Especialistas, entidades e movimentos sociais apontam riscos concretos na proposta de Melo. A experiência de outras privatizações no Rio Grande do Sul e no Brasil demonstra que esse modelo não entrega o que promete.
- Piora na qualidade do serviço: Após a privatização da CEEE, o Rio Grande do Sul viu crescer o número de quedas de energia e reclamações. Segundo relatório da Aneel (2023), o grupo Equatorial, que comprou a CEEE, levou a empresa a um dos piores índices de qualidade do país.
- Tarifas mais caras: Estudos do Instituto de Pesquisa Econômica Aplicada (Ipea) mostram que, em média, a privatização dos serviços de água no Brasil resulta em tarifas mais altas, sem necessariamente melhorar a cobertura ou qualidade.
- Perda de controle social: A gestão pública permite maior controle e participação da sociedade. Nas mãos da iniciativa privada, prevalece o interesse do lucro sobre o bem coletivo
- Risco à universalização: A lógica do lucro ameaça o princípio de acesso universal. Regiões periféricas, onde o retorno financeiro é menor, podem ser negligenciadas.

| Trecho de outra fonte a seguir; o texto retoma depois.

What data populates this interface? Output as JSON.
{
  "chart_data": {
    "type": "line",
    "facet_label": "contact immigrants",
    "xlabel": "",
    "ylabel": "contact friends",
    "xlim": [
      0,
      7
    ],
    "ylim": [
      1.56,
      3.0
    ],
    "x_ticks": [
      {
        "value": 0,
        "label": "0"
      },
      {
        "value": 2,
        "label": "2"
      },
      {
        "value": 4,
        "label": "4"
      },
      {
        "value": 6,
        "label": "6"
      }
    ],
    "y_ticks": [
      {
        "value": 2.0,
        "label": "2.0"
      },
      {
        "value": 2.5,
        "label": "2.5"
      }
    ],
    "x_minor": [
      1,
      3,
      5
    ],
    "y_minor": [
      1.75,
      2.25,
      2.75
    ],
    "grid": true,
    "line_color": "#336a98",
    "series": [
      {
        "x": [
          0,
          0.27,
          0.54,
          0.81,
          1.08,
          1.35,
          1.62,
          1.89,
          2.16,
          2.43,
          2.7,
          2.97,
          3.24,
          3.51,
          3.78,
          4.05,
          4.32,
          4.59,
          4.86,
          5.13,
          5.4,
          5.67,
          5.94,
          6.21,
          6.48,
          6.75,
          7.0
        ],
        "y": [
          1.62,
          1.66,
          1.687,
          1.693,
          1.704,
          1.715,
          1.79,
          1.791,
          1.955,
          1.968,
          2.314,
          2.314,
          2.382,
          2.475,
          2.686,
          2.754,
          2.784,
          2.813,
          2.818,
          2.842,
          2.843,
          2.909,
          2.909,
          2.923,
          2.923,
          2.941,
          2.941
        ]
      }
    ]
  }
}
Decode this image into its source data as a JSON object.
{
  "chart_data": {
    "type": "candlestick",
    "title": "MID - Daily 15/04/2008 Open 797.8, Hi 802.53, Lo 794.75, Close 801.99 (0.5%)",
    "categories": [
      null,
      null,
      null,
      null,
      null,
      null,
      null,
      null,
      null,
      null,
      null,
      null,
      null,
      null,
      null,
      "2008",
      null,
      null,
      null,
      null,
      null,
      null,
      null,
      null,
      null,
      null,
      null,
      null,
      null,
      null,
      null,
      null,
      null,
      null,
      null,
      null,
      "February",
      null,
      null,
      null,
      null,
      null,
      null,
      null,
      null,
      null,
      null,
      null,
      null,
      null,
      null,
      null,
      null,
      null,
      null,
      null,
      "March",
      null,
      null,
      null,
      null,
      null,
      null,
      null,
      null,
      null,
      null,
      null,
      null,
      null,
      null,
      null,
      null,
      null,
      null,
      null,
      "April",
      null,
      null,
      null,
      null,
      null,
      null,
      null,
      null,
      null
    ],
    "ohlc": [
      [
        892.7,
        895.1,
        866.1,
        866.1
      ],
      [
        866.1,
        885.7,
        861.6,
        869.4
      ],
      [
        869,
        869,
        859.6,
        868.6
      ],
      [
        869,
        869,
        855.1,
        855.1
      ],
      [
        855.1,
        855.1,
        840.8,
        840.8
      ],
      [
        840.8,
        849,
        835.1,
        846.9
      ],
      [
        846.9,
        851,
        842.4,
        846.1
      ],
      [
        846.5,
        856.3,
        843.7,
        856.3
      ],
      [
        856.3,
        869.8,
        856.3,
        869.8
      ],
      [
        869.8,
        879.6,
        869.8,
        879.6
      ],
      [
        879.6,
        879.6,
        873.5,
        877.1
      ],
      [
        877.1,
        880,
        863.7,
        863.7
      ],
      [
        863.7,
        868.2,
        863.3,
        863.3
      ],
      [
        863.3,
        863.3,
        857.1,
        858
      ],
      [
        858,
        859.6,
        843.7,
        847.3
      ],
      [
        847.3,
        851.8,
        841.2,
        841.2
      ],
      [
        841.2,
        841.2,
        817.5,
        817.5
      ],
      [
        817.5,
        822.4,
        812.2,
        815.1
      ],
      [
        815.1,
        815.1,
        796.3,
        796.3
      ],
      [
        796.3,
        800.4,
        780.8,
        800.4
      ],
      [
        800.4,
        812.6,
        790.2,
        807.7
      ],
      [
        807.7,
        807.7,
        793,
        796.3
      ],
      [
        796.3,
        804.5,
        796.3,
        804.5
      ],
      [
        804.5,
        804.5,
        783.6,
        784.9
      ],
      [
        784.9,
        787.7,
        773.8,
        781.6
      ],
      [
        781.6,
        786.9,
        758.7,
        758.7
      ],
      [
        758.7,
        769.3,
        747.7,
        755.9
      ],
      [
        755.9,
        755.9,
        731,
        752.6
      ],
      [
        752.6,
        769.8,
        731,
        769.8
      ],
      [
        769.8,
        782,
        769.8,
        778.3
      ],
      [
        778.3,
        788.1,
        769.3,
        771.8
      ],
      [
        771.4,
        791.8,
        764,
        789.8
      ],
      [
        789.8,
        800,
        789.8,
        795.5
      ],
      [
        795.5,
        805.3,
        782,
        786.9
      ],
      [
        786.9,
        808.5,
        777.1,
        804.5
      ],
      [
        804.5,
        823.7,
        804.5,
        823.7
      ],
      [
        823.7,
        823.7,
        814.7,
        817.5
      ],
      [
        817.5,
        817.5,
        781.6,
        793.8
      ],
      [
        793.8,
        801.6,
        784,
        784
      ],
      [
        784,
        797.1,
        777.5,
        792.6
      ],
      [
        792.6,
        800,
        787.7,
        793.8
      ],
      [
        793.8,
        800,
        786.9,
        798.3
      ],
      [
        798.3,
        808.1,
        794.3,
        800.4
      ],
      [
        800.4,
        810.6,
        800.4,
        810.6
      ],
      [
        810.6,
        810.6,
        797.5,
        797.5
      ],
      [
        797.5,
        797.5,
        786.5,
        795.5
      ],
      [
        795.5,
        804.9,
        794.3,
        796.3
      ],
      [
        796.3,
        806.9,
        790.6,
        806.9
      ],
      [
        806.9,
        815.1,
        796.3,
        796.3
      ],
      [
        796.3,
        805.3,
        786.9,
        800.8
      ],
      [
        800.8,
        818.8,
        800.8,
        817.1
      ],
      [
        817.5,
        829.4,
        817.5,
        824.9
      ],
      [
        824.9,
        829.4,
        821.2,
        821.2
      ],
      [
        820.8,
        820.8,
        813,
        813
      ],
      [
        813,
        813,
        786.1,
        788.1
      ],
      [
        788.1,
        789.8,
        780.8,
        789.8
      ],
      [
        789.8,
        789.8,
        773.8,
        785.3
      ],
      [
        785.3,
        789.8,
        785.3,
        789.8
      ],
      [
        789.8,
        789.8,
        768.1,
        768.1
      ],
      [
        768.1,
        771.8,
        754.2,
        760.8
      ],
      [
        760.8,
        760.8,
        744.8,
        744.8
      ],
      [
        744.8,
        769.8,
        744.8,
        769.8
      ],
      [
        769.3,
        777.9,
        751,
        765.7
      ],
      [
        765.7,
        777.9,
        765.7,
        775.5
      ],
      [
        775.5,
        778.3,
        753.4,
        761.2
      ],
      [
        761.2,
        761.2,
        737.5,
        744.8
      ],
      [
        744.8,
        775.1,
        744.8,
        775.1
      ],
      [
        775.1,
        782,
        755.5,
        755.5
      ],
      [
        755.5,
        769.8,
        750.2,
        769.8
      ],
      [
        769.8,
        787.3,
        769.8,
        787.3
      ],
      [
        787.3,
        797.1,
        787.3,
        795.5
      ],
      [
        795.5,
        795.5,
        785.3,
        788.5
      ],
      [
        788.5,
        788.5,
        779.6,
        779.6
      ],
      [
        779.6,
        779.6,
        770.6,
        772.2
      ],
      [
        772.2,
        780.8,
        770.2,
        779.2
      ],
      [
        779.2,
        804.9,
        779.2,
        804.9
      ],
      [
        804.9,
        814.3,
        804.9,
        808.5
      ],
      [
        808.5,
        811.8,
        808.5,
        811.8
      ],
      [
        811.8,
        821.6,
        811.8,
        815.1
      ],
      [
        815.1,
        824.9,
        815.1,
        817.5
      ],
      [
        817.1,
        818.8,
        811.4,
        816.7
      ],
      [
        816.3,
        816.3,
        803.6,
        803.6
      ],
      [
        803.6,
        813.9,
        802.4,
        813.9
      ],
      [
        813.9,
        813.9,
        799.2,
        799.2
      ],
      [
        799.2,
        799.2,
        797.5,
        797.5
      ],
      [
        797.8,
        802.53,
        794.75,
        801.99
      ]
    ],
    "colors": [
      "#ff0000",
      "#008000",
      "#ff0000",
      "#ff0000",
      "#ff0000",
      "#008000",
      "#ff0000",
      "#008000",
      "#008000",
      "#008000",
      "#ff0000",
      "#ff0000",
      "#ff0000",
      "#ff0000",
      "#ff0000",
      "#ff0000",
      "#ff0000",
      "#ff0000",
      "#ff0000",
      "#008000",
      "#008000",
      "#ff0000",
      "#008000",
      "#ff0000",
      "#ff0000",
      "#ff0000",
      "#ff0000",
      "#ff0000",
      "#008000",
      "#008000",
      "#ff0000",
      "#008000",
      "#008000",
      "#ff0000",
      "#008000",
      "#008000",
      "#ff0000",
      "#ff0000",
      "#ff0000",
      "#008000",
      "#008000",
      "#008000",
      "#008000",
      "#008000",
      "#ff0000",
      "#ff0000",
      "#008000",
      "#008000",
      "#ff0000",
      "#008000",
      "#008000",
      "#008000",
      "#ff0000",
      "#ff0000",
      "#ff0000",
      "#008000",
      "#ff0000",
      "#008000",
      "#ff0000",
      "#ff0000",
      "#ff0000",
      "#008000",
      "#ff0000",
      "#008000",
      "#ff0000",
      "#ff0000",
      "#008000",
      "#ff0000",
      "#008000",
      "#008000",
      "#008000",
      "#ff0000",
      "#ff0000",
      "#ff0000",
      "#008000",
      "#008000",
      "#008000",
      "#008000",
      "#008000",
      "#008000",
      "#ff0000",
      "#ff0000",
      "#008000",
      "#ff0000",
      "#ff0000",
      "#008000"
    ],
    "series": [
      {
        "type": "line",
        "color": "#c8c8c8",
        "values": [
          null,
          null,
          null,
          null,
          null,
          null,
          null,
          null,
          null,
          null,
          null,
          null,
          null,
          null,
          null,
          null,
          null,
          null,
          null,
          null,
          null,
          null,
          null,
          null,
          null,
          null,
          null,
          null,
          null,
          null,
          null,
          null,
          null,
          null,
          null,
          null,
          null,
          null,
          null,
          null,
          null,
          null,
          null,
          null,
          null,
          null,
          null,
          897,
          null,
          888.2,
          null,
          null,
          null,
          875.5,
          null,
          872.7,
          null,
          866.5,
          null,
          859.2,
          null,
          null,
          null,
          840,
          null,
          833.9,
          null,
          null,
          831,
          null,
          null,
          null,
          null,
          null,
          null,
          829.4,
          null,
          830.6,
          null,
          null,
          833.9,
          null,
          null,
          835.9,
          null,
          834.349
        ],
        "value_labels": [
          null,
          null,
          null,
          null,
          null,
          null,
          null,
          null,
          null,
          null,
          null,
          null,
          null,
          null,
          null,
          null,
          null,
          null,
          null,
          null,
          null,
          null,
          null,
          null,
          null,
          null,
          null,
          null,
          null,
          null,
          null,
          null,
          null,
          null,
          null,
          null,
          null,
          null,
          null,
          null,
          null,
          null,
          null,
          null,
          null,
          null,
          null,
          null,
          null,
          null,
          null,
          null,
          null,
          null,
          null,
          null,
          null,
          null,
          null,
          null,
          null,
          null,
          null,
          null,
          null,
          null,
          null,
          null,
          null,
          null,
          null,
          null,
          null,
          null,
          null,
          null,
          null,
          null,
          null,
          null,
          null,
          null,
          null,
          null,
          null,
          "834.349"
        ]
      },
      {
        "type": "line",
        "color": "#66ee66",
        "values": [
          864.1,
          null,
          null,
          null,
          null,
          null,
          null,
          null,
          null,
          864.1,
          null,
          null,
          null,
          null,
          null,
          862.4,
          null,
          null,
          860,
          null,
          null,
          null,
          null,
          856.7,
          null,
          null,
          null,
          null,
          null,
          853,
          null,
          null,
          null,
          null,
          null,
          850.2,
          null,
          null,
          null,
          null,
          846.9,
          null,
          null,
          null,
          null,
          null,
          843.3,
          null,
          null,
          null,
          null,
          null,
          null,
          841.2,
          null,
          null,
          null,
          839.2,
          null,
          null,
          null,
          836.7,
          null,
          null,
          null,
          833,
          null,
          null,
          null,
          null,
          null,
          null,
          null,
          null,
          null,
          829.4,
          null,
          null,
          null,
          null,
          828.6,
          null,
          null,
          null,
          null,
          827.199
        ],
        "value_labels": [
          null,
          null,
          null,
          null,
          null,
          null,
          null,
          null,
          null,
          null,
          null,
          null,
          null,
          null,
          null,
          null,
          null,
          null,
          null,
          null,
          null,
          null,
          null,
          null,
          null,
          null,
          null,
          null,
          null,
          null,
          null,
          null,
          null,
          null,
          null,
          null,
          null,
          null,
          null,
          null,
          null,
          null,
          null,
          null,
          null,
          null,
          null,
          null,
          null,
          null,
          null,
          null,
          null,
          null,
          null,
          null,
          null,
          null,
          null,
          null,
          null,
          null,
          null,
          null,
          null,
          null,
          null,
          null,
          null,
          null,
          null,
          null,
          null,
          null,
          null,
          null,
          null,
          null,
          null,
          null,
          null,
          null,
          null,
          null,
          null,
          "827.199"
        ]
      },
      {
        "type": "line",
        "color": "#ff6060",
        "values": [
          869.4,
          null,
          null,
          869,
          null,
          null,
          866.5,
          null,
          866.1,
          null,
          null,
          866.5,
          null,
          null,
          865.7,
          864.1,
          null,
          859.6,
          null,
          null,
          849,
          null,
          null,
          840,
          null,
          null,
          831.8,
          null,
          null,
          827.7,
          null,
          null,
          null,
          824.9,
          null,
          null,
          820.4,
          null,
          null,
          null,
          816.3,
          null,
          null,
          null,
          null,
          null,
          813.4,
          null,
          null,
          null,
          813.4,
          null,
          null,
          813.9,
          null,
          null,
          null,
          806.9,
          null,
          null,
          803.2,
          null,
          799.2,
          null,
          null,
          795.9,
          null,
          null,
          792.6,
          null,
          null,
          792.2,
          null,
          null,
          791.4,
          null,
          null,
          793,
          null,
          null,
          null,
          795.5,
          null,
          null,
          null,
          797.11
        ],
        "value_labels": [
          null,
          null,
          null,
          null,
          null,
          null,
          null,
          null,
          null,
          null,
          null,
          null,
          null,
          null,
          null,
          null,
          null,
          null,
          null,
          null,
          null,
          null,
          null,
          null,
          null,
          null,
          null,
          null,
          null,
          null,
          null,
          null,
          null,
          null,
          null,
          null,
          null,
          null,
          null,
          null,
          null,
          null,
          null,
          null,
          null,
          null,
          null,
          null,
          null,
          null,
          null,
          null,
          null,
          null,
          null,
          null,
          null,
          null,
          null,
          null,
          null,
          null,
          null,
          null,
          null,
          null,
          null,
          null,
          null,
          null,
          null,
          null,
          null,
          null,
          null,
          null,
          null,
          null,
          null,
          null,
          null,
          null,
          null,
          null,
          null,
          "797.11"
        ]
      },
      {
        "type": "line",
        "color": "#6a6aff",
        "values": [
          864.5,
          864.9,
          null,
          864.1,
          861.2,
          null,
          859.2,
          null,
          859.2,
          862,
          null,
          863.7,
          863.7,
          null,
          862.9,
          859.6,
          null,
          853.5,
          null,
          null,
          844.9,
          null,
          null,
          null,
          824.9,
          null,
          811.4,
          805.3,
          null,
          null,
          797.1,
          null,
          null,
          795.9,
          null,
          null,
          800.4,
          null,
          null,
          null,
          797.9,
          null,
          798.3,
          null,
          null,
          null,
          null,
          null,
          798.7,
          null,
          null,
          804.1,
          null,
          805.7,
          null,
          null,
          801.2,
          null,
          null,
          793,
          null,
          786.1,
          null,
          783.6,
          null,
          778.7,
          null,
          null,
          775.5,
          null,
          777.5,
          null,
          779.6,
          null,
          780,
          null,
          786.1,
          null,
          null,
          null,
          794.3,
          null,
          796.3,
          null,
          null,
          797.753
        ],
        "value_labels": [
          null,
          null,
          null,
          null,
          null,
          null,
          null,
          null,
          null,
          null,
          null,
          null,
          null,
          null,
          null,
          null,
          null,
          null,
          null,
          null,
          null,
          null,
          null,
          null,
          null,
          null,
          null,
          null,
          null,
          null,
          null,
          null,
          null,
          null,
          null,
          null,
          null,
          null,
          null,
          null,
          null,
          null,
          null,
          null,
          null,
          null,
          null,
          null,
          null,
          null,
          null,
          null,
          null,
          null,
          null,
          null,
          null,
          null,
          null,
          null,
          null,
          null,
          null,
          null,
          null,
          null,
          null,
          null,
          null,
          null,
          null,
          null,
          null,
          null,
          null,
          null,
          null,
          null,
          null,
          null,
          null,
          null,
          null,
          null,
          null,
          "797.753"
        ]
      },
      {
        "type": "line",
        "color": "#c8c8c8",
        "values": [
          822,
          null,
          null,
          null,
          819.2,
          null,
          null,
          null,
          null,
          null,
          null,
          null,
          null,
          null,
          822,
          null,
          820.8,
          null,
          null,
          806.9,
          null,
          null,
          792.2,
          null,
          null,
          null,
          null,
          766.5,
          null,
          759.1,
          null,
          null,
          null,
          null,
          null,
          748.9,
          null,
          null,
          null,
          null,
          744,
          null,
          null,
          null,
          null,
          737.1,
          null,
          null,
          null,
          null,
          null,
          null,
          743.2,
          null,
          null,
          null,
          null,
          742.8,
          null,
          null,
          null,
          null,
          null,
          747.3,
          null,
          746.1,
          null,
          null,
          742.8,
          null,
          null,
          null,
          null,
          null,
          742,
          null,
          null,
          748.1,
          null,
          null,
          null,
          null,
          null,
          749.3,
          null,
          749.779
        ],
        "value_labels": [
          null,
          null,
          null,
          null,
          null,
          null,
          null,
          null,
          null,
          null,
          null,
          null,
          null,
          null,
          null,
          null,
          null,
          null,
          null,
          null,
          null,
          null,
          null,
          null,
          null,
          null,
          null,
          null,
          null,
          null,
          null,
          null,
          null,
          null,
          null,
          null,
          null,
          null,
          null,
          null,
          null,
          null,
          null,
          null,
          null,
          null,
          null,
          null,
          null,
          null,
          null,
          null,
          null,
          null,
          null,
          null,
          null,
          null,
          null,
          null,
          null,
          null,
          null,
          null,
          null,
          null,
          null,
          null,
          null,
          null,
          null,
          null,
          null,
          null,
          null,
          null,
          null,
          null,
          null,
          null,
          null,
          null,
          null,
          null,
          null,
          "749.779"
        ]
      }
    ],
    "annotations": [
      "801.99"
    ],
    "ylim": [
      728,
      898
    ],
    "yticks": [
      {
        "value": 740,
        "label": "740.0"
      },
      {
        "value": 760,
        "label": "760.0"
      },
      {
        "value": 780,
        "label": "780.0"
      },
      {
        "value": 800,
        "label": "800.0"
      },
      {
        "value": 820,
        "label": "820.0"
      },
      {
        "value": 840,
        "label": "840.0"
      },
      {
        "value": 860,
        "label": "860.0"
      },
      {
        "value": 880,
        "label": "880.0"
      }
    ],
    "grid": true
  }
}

- Falta de transparência: Entregar a gestão à iniciativa privada dificulta o acesso da sociedade aos dados, decisões e contratos, blindando a fiscalização democrática.
Água não é mercadoria!
Enquanto o prefeito tenta convencer a população de que “não se trata de privatização”, o histórico de sua gestão e o conteúdo vago do projeto revelam exatamente o contrário: trata-se, sim, de desmontar o serviço público para entregar um bem essencial ao mercado. Porto Alegre já viu esse filme – e a oposição, os movimentos sociais e a população estão se mobilizando para impedir que ele tenha um final trágico.